I'm trying to understand the concept of the semidirect product of two groups.
An application is this answer to a question, where for $p>q$ primes, $q \mid p-1$, there is a non-abelian group of order $pq$ isomorphic to
$$C_p\rtimes_{\phi} C_q$$
for some homomorphism $\phi: C_q\to\mathrm{Aut}(C_p)\cong C_{p-1}.$
I'm trying to understand what this homomorphism looks like.
The answer states the following at point 2:
(Note the author defines $P=\langle x\mid x^p=1\rangle$ and $Q=\langle y\mid y^q=1\rangle$.)
Now, since $Q=\langle y\rangle$ normalizes $P=\langle x\rangle$, the map $\phi_k:P\to P$ given by $\phi_k(x)=y^kxy^{-k}$ is well defined.

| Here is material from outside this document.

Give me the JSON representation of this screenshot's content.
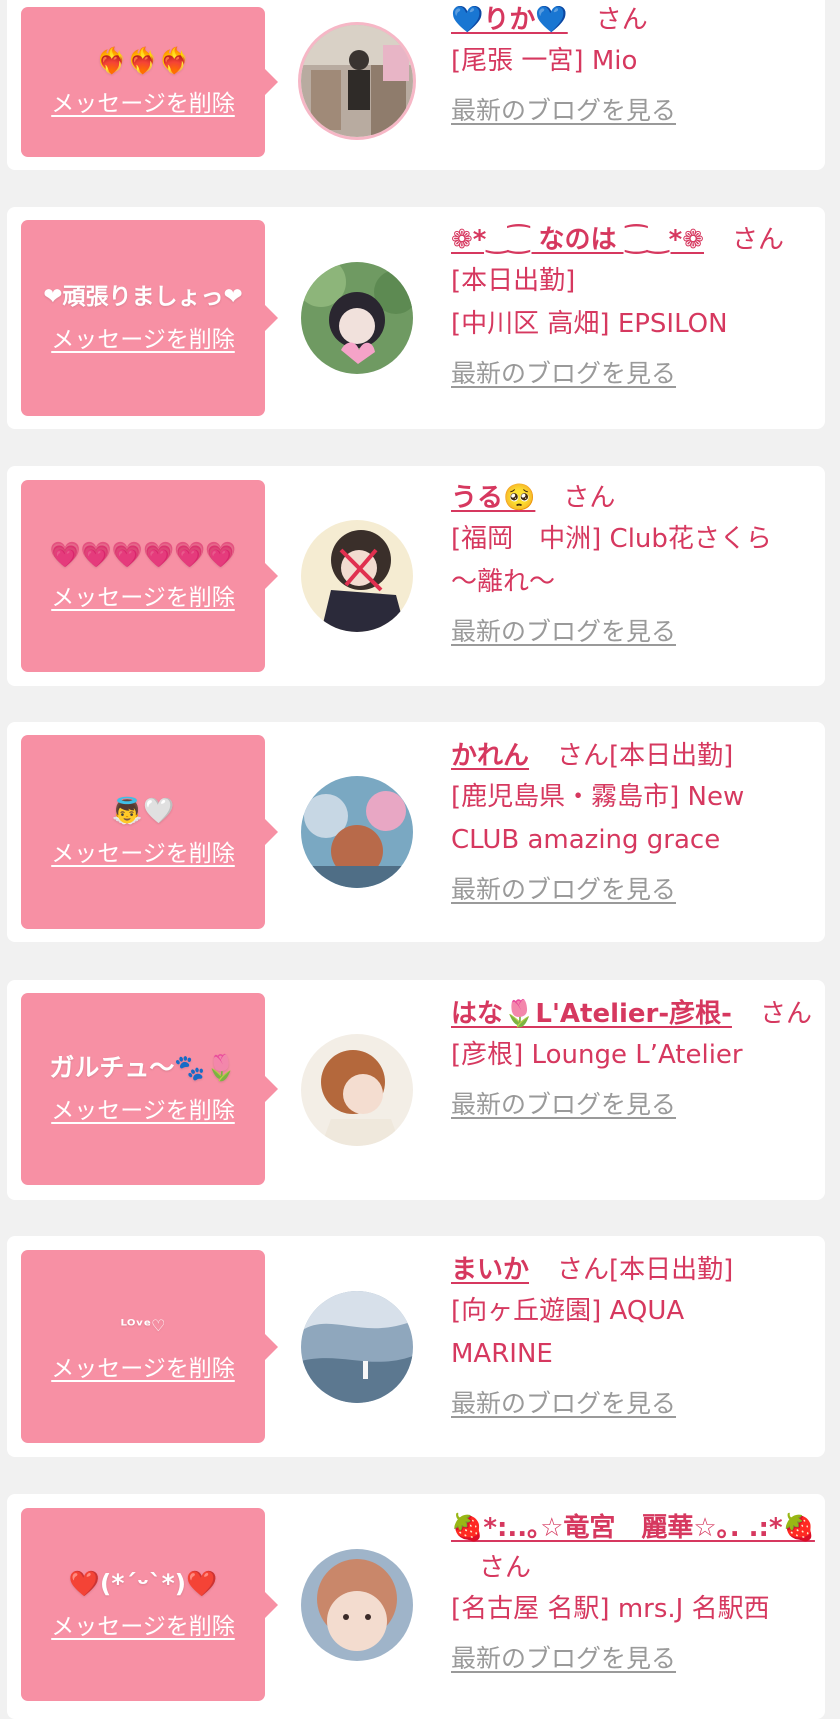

Moreover, it is clearly an automorphism with inverse $\phi_{-k}$. Finally, since $\phi_{k}\phi_j=\phi_{k+j}$, the map $y^k\mapsto\phi_k$ defines a homomorphism $\phi:Q\to \mathrm{Aut}(P)$.
Here's where I'm a bit confused – something I'm doing from here on must be wrong, but I'm not sure what. Let's represent $C_p$ and $C_q$ as addition modulo $p$ and $q$, thus the $pq$ elements of $C_p\rtimes_{\phi} C_q$ will be the tuples of the form $(a, b)$ for $a =0, …, p-1$, $b=0, …, q-1$.

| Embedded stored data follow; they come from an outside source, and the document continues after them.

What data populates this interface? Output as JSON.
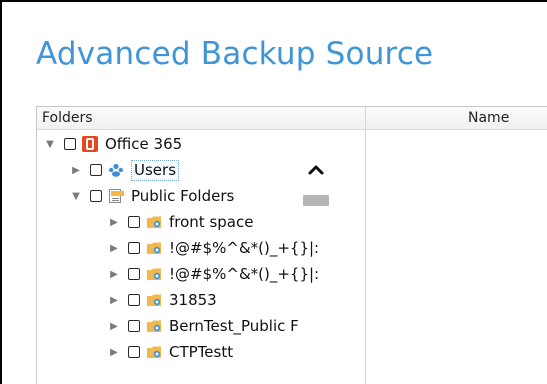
{
  "title": "Advanced Backup Source",
  "columns": {
    "folders": "Folders",
    "name": "Name"
  },
  "tree": [
    {
      "label": "Office 365",
      "expanded": true,
      "icon": "office365-icon",
      "depth": 0
    },
    {
      "label": "Users",
      "expanded": false,
      "icon": "users-icon",
      "depth": 1,
      "selected": true
    },
    {
      "label": "Public Folders",
      "expanded": true,
      "icon": "public-folders-icon",
      "depth": 1
    },
    {
      "label": "front space",
      "expanded": false,
      "icon": "folder-icon",
      "depth": 2
    },
    {
      "label": "!@#$%^&*()_+{}|:",
      "expanded": false,
      "icon": "folder-icon",
      "depth": 2
    },
    {
      "label": "!@#$%^&*()_+{}|:",
      "expanded": false,
      "icon": "folder-icon",
      "depth": 2
    },
    {
      "label": "31853",
      "expanded": false,
      "icon": "folder-icon",
      "depth": 2
    },
    {
      "label": "BernTest_Public F",
      "expanded": false,
      "icon": "folder-icon",
      "depth": 2
    },
    {
      "label": "CTPTestt",
      "expanded": false,
      "icon": "folder-icon",
      "depth": 2
    }
  ],
  "colors": {
    "title": "#3f95d8",
    "office": "#e8461f",
    "users": "#3f8fd8",
    "folder": "#f2b84b"
  }
}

In the equation $$\phi_k(x)=y^kxy^{-k}$$
$y \in C_q$ so it'll be of the form $(0, m)$ in the semidirect product, $x \in C_p$ will be of the form $(n, 0)$. Thus $y^kxy^{-k}=(0, mk) \circ (n, 0) \circ(0,-mk)$ where $\circ$ is the group operation of the semidirect product.
First, I thought this was just like addition on the tuples, and so I will always get $(n, 0)=x$. This interpretation must be wrong, since then $\phi_k$ would be the trivial homomorphism, and we just get the abelian direct product.
But $\circ$ is defined as $(n_1, h_1) \circ (n_2, h_2) = (n_1 \phi_{h_1}(n_2), h_1 h_2)$, which uses what will be $\phi_k$ in its own definition… so what's going wrong? I don't get how I can actually calculate binary operations on the group.
Best Answer
One thing I see wrong is that despite choosing additive notation for $C_p$ and $C_q$, you then use multiplication, for example in the expression $h_1 h_2$. But this is a minor error. I suggest dumping additive notation, which you are free to do. Since $C_p$ and $C_q$ are being used as subgroups of a semidirect product which is not going to be abelian, stick with the multiplicative notation $C_p=\langle x \rangle$ and $C_q = \langle y \rangle$. Also, I'm going to ignore the $P,Q$ notation and other doubled up notations. Why confuse yourself by doubling up on notations when one single notation will do?
Regarding $\phi_k$, the expression $\phi_k(y) = y^k x y^{-k}$ is internal to the semidirect product. As you say, this does not make sense in giving an external definition for a homomorphism $C_q \mapsto \text{Aut}(C_p)$.
So, let's just give an external definition of a homomorphism $\Phi : C_q \to \text{Aut}(C_p)$.
Start with the fact that the generator $y \in C_q$ has order $q$. Our job is to choose $\Phi(y) \in \text{Aut}(C_p)$ to be a nontrivial automorphism of the group $C_p$ such that the order of $\Phi(y)$ in the group $\text{Aut}(C_p)$ is equal to $q$ (making the choice so that the order divides $q$ would be sufficient; but we can actually make it equal to $q$). Once that job is done, the formula $$\Phi(y^k) = \underbrace{\Phi(y) \circ \ldots \circ \Phi(y)}_{\text{$k$ times}} $$ becomes a well-defined homomorphism, using the composition operation $\circ$ which is the group operation on $\text{Aut}(C_p)$.
The fact that one may choose $\Phi(y)$ in this manner follows by combining the hypothesis $q \mid p-1$ with the theorem that $\text{Aut}(C_p)$ is a cyclic group of order $p-1$.
Now, you stated that you want to know what the homomorphism $C_q \mapsto \text{Aut}(C_p)$ looks like. So it's possible that this answer so far is not enough for you: perhaps you really want to know what an order $q$ element of the group $\text{Aut}(C_p)$ looks like. For that purpose, I would say that you should go read the proof of that theorem.